Rhodes is shown on camera questioning the boy about details of a drive-by shooting in which the teen’s home was struck by gunfire. Officer Rhodes seemingly became irritated with the teenager because he laughed and waved him off.
Rhodes shot back, “I’m not your momma, laugh all you f**king want to,” to which the teenager said, “That’s crazy.”
Rhodes replied, “No, what’s crazy is your level of cowardice.”
In a prepared statement, Baton Rouge Police Chief T.J. Morse explained that “The mother requested officers assist her to discipline her son. Officers did comply with her request and held the 14-year-old male down on a bed while the mother hit him on his rear with a belt.”
However, Thompson argued, “If this is called assisting in disciplining a child I would say that, if this was my child, I wouldn’t want their help, anyone watching this would not want the Baton Rouge police’s help.”
The lawyer informed the publication that the cops pressed the boy’s mother into giving the beating, noting an incident in the video in which Rhodes asks the boy’s mother, “You got a belt? Undo your belt. Let’s go in the house. I promise I’ll hold his arm while you tear that a** up.”
“I ain’t kidding at all. Below the waist, don’t break the skin—that’s what the law says.”
Both officers are shown holding the teen down while his mother hits him roughly 40 times before stopping because her arm hurts.

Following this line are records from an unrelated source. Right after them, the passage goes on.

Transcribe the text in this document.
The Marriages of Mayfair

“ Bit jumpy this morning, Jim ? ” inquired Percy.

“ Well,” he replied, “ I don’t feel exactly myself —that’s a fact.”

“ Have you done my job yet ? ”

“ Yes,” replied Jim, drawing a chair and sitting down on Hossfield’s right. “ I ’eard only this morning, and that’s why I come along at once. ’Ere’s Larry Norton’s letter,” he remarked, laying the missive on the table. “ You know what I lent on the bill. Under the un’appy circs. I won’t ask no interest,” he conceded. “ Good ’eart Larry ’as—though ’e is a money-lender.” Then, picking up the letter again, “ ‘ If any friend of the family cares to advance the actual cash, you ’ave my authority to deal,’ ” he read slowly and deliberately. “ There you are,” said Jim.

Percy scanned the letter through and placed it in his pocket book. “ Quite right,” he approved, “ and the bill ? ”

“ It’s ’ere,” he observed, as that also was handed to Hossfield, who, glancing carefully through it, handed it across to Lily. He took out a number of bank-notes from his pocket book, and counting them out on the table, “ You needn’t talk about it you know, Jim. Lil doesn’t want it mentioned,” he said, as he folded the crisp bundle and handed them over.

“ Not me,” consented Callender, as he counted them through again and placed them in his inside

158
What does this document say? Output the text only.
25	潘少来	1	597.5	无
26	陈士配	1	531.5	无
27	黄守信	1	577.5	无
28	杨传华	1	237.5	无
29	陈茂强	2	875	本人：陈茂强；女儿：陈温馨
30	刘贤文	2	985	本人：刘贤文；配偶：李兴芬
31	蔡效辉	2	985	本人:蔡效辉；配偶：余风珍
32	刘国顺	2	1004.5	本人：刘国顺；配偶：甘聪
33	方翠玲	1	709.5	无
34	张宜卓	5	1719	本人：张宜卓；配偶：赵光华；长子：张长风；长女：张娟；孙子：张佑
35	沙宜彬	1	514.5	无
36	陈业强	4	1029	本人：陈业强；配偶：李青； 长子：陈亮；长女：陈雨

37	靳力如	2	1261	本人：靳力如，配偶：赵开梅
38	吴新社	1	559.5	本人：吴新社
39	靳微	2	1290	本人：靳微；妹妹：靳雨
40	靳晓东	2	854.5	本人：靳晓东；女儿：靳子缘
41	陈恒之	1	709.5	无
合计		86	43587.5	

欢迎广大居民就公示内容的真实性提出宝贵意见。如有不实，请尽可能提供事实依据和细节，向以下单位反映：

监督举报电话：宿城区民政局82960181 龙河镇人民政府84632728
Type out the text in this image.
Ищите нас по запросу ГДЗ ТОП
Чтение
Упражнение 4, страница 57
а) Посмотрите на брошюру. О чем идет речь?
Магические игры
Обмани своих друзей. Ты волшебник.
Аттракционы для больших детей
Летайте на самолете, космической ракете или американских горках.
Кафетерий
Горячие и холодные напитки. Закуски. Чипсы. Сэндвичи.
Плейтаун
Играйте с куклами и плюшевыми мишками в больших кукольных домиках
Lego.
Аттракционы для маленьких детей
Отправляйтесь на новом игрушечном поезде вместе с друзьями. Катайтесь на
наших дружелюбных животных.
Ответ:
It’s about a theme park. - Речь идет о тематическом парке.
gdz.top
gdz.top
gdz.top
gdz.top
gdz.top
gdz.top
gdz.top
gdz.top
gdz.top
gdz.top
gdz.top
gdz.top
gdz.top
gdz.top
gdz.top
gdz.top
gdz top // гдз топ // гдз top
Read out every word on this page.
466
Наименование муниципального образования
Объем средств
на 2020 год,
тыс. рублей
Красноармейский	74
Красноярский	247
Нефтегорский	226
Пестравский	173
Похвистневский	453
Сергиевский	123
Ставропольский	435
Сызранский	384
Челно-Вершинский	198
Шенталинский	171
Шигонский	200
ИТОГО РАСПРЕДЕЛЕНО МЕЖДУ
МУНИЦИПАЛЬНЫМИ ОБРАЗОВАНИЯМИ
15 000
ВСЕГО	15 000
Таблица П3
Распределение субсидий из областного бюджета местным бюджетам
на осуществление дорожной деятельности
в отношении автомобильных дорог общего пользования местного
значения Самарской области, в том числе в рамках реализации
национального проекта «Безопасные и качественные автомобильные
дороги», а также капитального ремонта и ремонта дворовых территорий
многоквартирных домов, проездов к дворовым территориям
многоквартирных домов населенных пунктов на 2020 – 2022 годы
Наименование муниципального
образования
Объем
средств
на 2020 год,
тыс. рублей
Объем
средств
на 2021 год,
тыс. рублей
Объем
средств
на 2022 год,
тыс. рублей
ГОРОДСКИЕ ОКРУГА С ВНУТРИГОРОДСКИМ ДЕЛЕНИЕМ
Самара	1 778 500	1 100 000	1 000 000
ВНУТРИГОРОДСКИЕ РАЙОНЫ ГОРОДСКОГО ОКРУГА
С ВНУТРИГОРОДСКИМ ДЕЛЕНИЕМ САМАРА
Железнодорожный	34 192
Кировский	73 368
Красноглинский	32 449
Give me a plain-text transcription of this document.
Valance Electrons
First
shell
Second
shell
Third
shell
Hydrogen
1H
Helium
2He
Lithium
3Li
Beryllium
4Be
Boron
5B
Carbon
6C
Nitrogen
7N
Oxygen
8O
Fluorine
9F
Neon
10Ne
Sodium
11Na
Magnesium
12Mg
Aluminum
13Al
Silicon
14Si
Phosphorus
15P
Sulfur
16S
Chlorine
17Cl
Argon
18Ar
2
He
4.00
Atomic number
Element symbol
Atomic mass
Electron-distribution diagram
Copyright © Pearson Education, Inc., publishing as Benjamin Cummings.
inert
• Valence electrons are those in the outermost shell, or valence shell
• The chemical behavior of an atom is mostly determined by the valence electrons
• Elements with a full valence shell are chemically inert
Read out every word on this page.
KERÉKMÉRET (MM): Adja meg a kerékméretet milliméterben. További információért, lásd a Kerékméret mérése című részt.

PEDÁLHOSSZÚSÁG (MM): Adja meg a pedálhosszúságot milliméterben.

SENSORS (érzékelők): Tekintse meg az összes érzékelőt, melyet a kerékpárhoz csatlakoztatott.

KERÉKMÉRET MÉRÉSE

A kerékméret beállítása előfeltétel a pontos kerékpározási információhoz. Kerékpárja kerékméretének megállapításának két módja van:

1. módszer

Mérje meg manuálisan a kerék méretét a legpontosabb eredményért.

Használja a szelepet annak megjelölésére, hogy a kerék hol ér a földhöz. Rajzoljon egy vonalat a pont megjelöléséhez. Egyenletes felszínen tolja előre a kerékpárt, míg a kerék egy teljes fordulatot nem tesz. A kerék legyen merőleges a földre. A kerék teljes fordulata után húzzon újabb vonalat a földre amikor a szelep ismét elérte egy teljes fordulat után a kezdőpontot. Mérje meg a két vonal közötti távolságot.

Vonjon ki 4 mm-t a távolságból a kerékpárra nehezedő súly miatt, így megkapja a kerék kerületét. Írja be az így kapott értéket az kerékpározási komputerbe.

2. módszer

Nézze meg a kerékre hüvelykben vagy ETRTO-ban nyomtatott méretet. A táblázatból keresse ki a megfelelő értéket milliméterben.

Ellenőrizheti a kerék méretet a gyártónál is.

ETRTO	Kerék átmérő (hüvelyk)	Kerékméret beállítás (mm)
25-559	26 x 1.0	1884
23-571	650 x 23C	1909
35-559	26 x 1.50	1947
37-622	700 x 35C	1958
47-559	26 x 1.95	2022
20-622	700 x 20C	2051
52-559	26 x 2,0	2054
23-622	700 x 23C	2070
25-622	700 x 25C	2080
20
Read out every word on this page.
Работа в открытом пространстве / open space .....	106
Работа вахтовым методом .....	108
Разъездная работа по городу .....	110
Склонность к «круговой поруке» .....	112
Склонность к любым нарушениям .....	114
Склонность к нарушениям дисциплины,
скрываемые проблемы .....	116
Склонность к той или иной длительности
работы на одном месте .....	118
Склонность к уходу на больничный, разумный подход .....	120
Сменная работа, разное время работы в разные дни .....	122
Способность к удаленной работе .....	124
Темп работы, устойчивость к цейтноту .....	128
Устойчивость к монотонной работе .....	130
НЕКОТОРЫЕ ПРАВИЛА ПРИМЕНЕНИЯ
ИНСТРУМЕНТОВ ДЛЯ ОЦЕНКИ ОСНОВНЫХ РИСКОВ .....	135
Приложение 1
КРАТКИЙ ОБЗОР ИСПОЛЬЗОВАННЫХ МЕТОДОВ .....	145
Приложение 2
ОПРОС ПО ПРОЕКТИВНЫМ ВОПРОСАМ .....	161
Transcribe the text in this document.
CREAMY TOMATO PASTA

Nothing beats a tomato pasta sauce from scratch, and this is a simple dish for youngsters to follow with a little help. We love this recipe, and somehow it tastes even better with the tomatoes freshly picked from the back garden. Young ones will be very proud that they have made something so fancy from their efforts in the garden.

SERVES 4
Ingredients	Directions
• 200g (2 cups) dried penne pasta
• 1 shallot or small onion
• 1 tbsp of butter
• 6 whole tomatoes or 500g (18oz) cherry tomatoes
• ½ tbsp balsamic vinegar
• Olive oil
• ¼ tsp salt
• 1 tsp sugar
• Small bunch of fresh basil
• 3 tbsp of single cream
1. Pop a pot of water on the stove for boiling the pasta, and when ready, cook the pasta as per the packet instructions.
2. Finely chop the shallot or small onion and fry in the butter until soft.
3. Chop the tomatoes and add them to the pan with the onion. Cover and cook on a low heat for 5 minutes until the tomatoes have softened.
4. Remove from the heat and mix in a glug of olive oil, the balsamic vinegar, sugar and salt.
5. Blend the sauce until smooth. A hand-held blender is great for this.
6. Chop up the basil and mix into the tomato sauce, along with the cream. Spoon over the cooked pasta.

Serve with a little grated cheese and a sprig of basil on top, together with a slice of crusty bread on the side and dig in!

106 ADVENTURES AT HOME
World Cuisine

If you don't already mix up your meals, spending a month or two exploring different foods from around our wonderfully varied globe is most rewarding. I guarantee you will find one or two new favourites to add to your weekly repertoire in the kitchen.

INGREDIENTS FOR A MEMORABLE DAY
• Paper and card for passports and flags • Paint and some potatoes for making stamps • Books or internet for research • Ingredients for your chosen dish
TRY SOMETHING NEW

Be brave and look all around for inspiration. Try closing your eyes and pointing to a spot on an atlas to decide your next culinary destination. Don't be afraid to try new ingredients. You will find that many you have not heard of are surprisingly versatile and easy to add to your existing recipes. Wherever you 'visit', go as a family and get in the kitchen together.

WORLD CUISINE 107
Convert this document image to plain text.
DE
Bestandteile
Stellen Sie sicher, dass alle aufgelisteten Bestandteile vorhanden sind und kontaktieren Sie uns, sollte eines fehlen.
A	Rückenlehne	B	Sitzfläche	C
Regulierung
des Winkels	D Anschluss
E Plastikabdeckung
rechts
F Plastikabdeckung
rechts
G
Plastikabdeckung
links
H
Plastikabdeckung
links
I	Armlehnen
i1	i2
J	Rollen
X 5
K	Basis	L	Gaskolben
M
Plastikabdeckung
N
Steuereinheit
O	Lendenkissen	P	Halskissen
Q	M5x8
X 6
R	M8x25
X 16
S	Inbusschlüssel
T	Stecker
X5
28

However, Thompson asserts that “in no situation do courts authorize officers to hold a 14-year-old child down—a victim—in the name of getting information. What is a police officer’s job, and I guarantee you, that post does not teach them to assist in disciplining children, so this notion that officers were in the right, I would totally disagree with it, and I would add that I’m sure, in fact, I know it is not within policy.”
He said, “There needs to be attention. There needs to be something done in the treatment of our juveniles and our elderly.”
Thompson said Chief Morse was the training officer at the police academy when the incident happened. Javius was the president of his 2019 academy class.